Evidence of Enduring Change/Sustainability
- Proposed infrastructure changes include the introduction and provision of new community supports such as CTN. If the cost analysis supports a cost savings, then South Carolina will consider implementing this service statewide.
- Services identified as helpful in the transition process will be incorporated into the waivers, allowing the continuation of this effort beyond the immediate grant period.

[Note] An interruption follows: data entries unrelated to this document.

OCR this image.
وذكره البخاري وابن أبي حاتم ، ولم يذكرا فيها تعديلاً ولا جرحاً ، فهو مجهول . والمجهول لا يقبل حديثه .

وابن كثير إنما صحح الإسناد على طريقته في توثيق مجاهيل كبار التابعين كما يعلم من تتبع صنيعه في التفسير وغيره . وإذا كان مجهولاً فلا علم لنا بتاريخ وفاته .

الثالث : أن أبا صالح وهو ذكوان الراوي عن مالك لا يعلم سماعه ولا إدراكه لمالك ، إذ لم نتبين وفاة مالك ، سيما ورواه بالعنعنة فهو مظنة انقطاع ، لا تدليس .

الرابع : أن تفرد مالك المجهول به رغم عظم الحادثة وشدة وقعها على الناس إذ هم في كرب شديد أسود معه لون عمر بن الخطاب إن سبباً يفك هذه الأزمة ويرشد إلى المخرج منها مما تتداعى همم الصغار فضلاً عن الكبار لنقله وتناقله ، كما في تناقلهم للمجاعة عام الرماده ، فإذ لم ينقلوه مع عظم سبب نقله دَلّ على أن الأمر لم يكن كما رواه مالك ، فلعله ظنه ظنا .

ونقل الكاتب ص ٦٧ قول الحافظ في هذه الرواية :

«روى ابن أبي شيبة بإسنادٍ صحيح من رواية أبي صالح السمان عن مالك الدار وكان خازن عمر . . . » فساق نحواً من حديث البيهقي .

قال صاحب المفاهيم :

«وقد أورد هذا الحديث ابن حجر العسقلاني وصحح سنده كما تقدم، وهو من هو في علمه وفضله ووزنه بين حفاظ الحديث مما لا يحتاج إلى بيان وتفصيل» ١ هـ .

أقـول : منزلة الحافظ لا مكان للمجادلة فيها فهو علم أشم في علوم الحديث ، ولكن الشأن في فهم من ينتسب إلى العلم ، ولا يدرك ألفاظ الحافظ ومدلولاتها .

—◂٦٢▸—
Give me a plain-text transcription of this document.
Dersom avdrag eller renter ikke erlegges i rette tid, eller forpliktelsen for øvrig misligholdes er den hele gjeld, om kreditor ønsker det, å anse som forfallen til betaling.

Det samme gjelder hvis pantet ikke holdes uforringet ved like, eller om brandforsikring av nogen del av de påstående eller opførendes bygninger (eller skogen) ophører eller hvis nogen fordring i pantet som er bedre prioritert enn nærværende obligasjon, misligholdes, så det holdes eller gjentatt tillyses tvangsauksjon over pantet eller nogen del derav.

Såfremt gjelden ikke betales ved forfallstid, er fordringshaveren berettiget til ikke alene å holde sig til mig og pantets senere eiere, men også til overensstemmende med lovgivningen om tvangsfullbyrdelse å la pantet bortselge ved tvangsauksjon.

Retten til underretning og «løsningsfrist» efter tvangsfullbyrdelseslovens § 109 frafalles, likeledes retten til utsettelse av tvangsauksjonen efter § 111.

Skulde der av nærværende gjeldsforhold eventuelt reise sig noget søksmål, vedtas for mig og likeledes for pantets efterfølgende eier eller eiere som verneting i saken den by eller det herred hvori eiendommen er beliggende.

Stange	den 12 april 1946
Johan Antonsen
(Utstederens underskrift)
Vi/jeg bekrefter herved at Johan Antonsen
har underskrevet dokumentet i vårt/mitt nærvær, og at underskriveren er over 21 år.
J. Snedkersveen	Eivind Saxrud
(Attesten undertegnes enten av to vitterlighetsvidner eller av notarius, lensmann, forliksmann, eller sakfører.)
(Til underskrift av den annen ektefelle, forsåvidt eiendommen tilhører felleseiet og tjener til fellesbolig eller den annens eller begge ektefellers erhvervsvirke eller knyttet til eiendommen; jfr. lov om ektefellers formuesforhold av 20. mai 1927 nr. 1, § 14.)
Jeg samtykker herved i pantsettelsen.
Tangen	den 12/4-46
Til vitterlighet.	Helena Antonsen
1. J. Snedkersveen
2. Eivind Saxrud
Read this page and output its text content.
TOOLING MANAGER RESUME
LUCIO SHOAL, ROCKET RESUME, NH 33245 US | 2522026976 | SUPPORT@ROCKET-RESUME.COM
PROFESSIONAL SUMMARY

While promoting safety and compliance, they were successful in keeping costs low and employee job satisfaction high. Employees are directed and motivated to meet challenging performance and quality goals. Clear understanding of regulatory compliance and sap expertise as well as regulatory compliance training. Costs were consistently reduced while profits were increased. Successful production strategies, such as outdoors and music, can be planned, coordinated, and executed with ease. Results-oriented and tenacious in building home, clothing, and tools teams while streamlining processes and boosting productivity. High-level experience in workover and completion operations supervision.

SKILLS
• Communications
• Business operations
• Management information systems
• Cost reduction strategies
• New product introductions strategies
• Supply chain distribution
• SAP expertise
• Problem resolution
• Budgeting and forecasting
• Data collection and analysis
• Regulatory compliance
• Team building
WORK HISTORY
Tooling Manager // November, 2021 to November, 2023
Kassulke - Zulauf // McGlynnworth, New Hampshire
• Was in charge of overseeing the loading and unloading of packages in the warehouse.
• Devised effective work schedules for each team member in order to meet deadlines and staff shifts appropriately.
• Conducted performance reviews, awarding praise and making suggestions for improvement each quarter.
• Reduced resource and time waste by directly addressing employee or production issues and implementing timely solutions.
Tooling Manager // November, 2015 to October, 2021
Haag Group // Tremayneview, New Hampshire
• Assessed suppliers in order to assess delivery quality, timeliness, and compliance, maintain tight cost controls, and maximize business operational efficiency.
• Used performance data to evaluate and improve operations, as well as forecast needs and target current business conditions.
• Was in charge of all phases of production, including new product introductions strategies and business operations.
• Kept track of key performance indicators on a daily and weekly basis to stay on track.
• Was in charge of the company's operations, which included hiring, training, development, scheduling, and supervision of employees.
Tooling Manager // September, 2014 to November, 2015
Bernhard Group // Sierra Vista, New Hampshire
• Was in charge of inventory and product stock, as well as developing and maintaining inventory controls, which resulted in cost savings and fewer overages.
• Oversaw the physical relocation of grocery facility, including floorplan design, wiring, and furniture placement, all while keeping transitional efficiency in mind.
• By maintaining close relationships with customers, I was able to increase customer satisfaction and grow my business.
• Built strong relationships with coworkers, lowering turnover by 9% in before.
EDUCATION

- A single comprehensive assessment instrument will be developed and be implemented at a cost that can be sustained on a permanent basis.
- The state hopes to make the bed hold transition agreement an enduring change.
- Expansion of current case management software to track nursing facility transition activities will be permanent, providing the information technology structure to perform and measure this activity after the grant.
- Expansion of the state's newly developed and implemented CareCall telephone verification system to submit and track transition service expenses by client.
- A sustainability plan to continue grant activities will be developed in Years Two and Three of the grant.
Two geographic areas will be targeted, covering nine counties in South Carolina in the Greenville/Spartanburg region and the Columbia region. Both areas contain a mix of rural and urban areas.